Visioni opposte

Ex Ilva di Cornigliano, scontro a distanza sulle aree tra il sindaco Bucci e la Fiom

Per il sindaco sì al rilancio ma solo con le aree che servono. Manganaro: "Quegli spazi servono tutti"

Genova. “L’accordo di programma su Cornigliano prevede che quelle aree di 1 milione e 200 mila metri quadrati impieghino 2200 lavoratori. Noi dobbiamo pensare al futuro della città e pensare a un investimento nella fabbrica moderno che utilizzi le aree necessarie, comprese le banchine, ma non di più.”. Lo ha detto il sindaco di Genova Marco Bucci intervenendo alla presentazione del progetto di Federmanager per il rilancio dello stabilimento di Cornigliano.

Il progetto prevede di aumentare la produzione della banda stagnata dalle attuali 120 mila tonnellate l’anno a 400 mila investendo in nuove linee produttive con un investimento da circa 250 milioni di euro. “Se la siderurgia riuscirà a riportare a Cornigliano 2200 lavoratori, che oggi sono circa mille, benissimo ma se così non sarà occorre riflettere su come far crescere l’occupazione in città usando parte di quelle aree”.

“La mia posizione rispetto alle aree – ha precisato il sindaco – non è un no alla siderurgia a Cornigliano, è un grande sì con le risorse e le strategie delle fabbriche moderne sull’utilizzo delle aree. Non vogliamo che Ilva sia solo storia e tradizione ma anche un pezzo del futuro di questa città”.

L’intervento del sindaco non è piaciuto tuttavia al segretario genovese della Fiom Bruno Manganaro soprattutto in questa fase molto delicata per il futuro degli stabilimenti.

Il 13 marzo infatti il consiglio di Stato dovrà pronunciarsi sulla sentenza del Tar che ordina lo spegnimento dei forni a caldo.
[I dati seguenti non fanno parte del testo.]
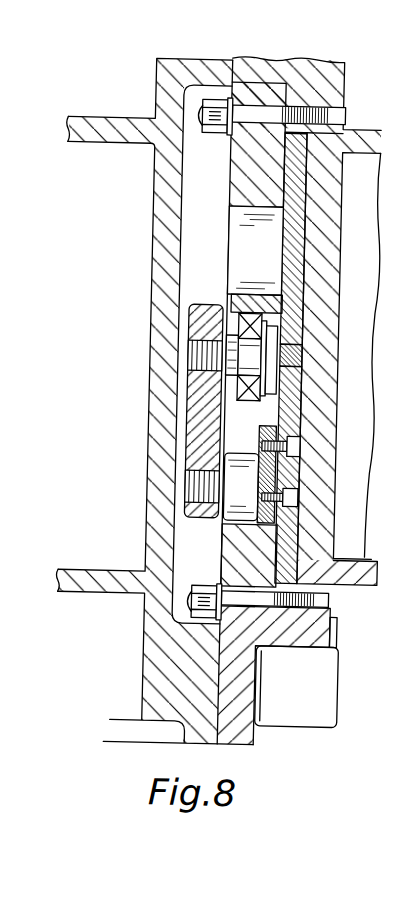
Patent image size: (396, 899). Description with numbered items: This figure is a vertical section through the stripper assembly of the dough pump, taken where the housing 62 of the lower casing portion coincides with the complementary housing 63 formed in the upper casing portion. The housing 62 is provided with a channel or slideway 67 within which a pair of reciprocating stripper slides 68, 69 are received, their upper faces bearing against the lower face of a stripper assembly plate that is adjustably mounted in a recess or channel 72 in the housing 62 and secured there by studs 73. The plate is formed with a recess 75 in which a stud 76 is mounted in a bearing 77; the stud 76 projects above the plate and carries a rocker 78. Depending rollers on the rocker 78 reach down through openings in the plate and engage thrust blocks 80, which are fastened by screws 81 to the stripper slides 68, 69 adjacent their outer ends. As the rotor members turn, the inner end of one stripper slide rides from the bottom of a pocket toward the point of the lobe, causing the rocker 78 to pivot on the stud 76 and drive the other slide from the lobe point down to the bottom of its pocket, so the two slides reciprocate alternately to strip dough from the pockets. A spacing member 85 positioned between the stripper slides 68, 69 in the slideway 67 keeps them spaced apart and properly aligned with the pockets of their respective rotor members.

The housing 62 is at (335, 653).
The complementary housing 63 is at (148, 632).
The channel or slideway 67 is at (296, 524).
The stripper slide 68 is at (290, 469).
The stripper slide 69 is at (296, 232).
The recess or channel 72 is at (273, 624).
The studs 73 is at (252, 117).
The recess 75 is at (266, 327).
The stud 76 is at (246, 357).
The bearing 77 is at (259, 424).
The rocker 78 is at (184, 438).
The thrust blocks 80 is at (277, 425).
The screws 81 is at (298, 445).
The spacing member 85 is at (294, 357).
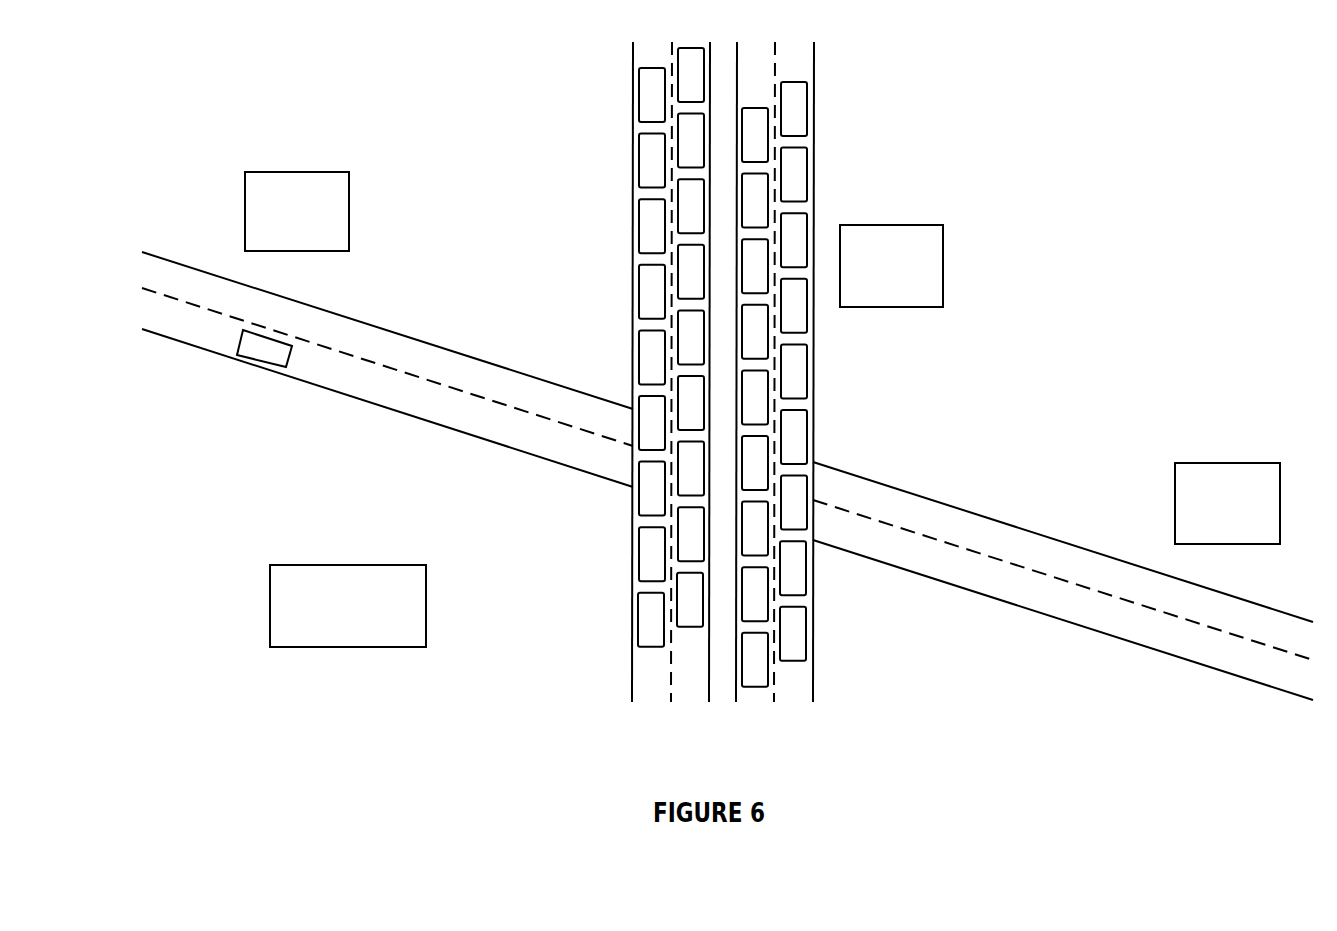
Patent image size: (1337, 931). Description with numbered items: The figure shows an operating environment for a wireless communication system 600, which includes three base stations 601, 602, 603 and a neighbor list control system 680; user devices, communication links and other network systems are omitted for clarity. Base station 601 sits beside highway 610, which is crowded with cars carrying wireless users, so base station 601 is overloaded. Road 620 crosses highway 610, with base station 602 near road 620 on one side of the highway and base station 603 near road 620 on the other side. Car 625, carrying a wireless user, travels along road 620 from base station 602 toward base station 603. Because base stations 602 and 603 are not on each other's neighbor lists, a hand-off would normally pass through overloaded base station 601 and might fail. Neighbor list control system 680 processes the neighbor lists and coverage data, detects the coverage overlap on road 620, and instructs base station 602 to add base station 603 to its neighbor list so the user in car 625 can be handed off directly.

The wireless communication system 600 is at (1142, 86).
The base station 601 is at (891, 266).
The base station 602 is at (297, 211).
The base station 603 is at (1227, 503).
The highway 610 is at (633, 68).
The road 620 is at (432, 346).
The car 625 is at (260, 363).
The neighbor list control system 680 is at (348, 606).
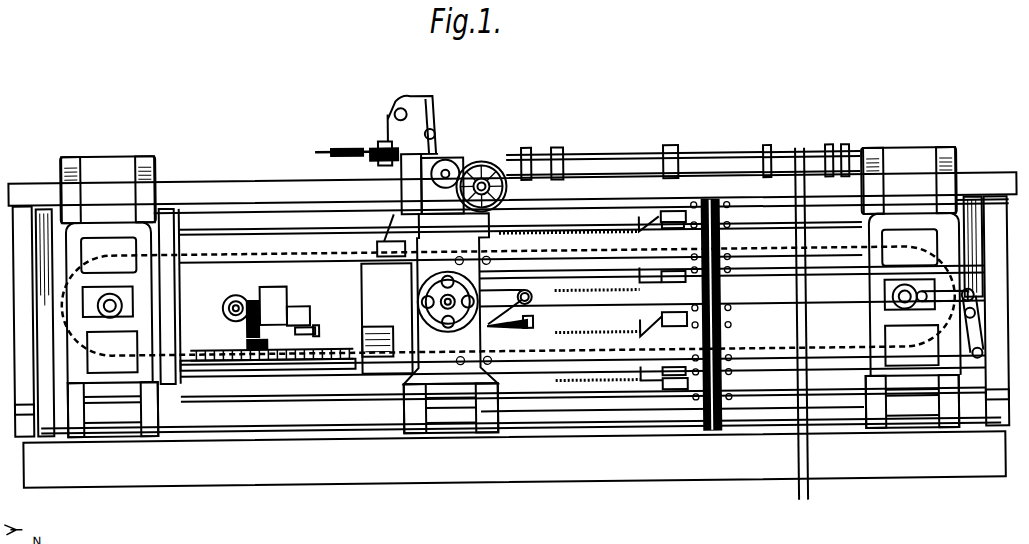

Se la decisione non sarà ribaltata le ripercussioni su tutti gli stabilimenti italiani saranno pesantissimi.

“Credo che la discussione delle aree sia sbagliata perché se andasse in porto un progetto come quello di Federmanager arriveranno molti rotoli e serviranno tutti gli spazi. In questa fase di incertezza sul futuro, visto che Taranto rischia di fermarsi dopo la sentenza del Tar, parlare di aree è sbagliato nei tempi”. ha detto il segretario genovese della Fiom Bruno Manganaro rispondendo al sindaco Bucci ma il primo cittadino si era già scollegato dal webinar di Federmanager per impegni pregressi. “Oggi bisogna far ripartire il sito di Cornigliano – ha aggiunto Manganaro – Quelle aree servono, servono tutte. Prima si rilancia sito di Cornigliano e poi si vede. Sottrarre spazi in questo momento sarebbe un errore politico e anche industriale”.

Il segretario della Fiom ha sottolineato anche la grande preoccupazione di lavoratori e sindacati per la situazione del sito di Taranto: “Se si dovesse concretizzare lo scenario dello spegnimento degli impianti di Taranto, noi dovremo mettere in atto tutte le azioni di lotta per difendere i mille duecento lavoratori quelli che sono in fabbrica e i lavoratori in cassa rimasti in Ilva in as. E credo che su questo punto, ognuno con le sue modalità, la voce di Genova debba essere unita”.